The Old Emigrant Road, known as Highway 88 today, began by winding a long loop around the Silver Lake Basin. At one point the road reached an elevation of more than 9,500 feet. The road was used between 1848 and 1863. A better road was built later that follows the course of the current highway.
Silver Lake is located off Highway 88 south of Lake Tahoe. The basin features spectacular scenery, camping, hiking trails, fishing and boating. Visitors will find Silver Lake an excellent spot for fishing.
Scenic Highway 88 is also referred to as the Carson Pass Highway. As it travels east from Stockton to the border of Nevada, it eventually merges with US Route 95. Travelers will find numerous points of interest along the way, including Maiden’s Grave, Indian Grinding Rock State Historic Park and Kirkwood Mountain Resort. Carson Pass remains open through the winter, offering travelers a third major route through the mountains, in addition to Interstate 80 and Highway 50.
Silver Lake in Amador County is one of many recreation areas where visitors can enjoy beautiful scenery and excellent fishing.
The historical marker for the Old Emigrant Road is located on State Highway 88 at Mud Lake Road, 8.7 miles west of Kirkwood.

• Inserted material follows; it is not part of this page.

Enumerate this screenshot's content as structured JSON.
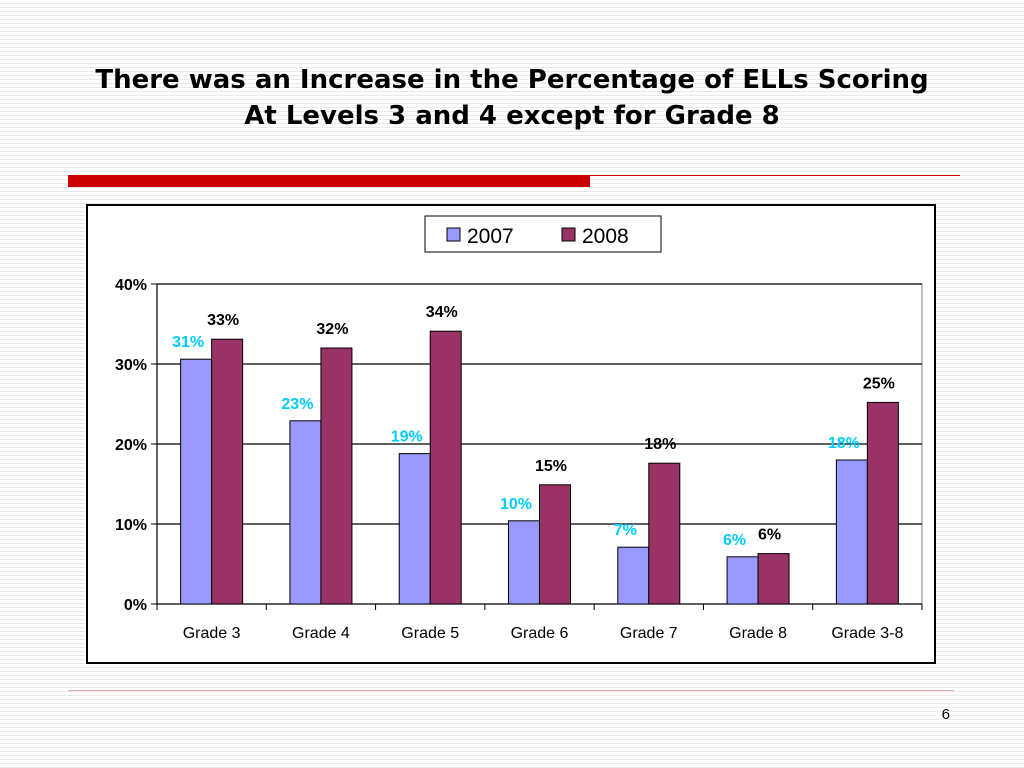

Amador County was one of the most productive of the “Mother Lode” counties. The mine shafts were reported to be among the deepest in the world. Mining continues in select areas today. The eastern slope of Amador County begins at Kirkwood’s historic stage stop. The relatively narrow county is aligned between the Mokelumne and Cosumnes rivers and roughly follows an important emigrant trail route. Gold rush camps and boom-towns abound in the history of the area. Amador County is also recognized for its dozens of vineyards and wineries.
About this Establishment
California Historical Landmarks Program
Historical Landmarks are sites, buildings, features, or events that are of statewide significance and have anthropological, cultural, military, political, architectural, economic, scientific or technical, religious, experimental, or other value. Historical Landmarks are eligible for registration if they meet at least one of the following criteria:
1) Is the first, last, only, or most significant of its type in the state or within a large geographic region
2) Is associated with an individual or group having a profound influence on the history of California
3) Is a prototype of, or an outstanding example of, a period, style, architectural movement or construction or is one of the more notable works or the best surviving work in a region of a pioneer architect, designer or master builder.
California’s Landmark Program began in the late 1800s with the formation of the Landmarks Club and the California Historical Landmarks League. In 1931, the program became official when legislation charged the Department of Natural Resources—and later the California State Chamber of Commerce—with registering and marking buildings of historical interest or landmarks. The Chamber of Commerce then created a committee of prestigious historians, including DeWitt Hutchings and Lawrence Hill, to evaluate potential landmark sites.
In 1948, Governor Earl Warren created the California Historical Landmarks Advisory Committee to increase the integrity and credibility of the program. Finally, this committee was changed to the California Historical Resources Commission in 1974. Information about registered landmarks numbered 770 onward is kept in the California Register of Historical Resources authoritative guide. Landmarks numbered 669 and below were registered prior to establishing specific standards, and may be added to the California Register when criteria for evaluating the properties are adopted.